For all the consternation such remarks are likely to cause, Wyden does hold a unique distinction within the Democratic Party. His proposal for health care reform -- the Healthy Americans Act -- actually has public, bipartisan support, including the cosponsorship of Utah Republican, Sen. Bob Bennett. The bill, which would effectively do away with the employer-based system and replace it with state-run pools of different health care coverage, has supporters on the Hill and (at least privately) in the White House. It achieves 100 percent coverage without a massive government expansion.
But strategists intimately involved in the reform battle say there is no chance that Wyden's proposal will make its way to the president's desk. "Absolutely no chance whatsoever," said one Democratic strategist. "None. Zip."
That, however, hasn't diminished Wyden's efforts to move the debate in his direction. He noted with pride that over the course of 18 months, he and Peter Orszag -- then the head of the Congressional Budget Office and now the director of the White House Office of Management and Budget -- have tried out "various iterations" of new legislation that would be both efficient and effective. Recently, he added, another senator had come on board as a cosponsor -- Sen. Ted Kaufman (D-Del.) -- which brings the number of lawmakers to14. Wyden even hints that his legislation has the president's support, too -- at least philosophically.

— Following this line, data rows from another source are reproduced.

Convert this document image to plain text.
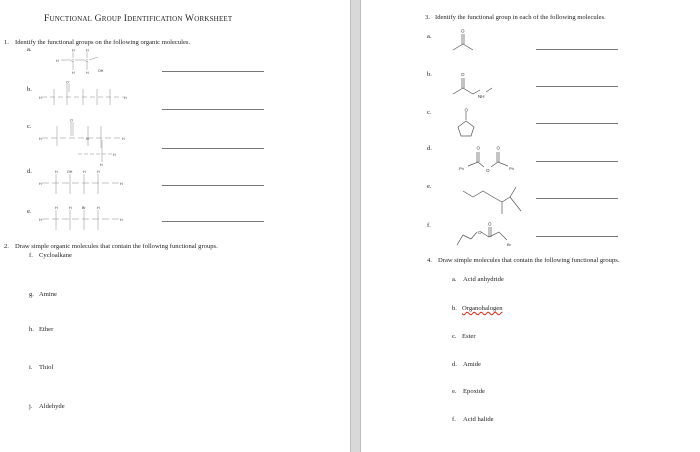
Functional Group Identification Worksheet
1. Identify the functional groups on the following organic molecules.
a.
H	C	C
H
H
H
H	OH
b.
O
H	H
c.
O
H	H
N
H
H
d.	H	OH	H	H
H	H
e.	H	H	Br	H
H	H
2. Draw simple organic molecules that contain the following functional groups.
f. Cycloalkane
g. Amine
h. Ether
i. Thiol
j. Aldehyde
3. Identify the functional group in each of the following molecules.
a.
O
b.	O
NH
c.	O
d.	O	O
Ph	O	Ph
e.
f.	O
O
Br
4. Draw simple molecules that contain the following functional groups.
a. Acid anhydride
b. Organohalogen
c. Ester
d. Amide
e. Epoxide
f. Acid halide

"[Obama] invited me to the White House a bit ago and made it clear that he had certain core principles that were very important to him. But he was very open and very flexible on the ways in which to deal with it. And I kidded him a little bit. I brought my copy of the Audacity of Hope and I showed him the section that describes giving people health care choices like (those available to) members of Congress and affordability," Wyden recalled. "I said, 'Mr. President, in the book it sounds like what you're for is the Healthy Americans Act.'"
As Wyden sees it, the key focus of the debate should remain on controlling costs in the private market, ensuring that consumers can keep their doctors regardless of what plan they enter, modernizing the medical system and providing incentives and subsidies for individuals to purchase insurance. To boil it down to an up or down vote on specific proposals, like a public option, he says, is to do a disservice to the health care debate.
"As I try to say, when I get asked about one of the individual components, it's very hard to give a yes or no answer, as much as people would like it," Wyden explains. "Real health reform is bigger than the sum of its parts."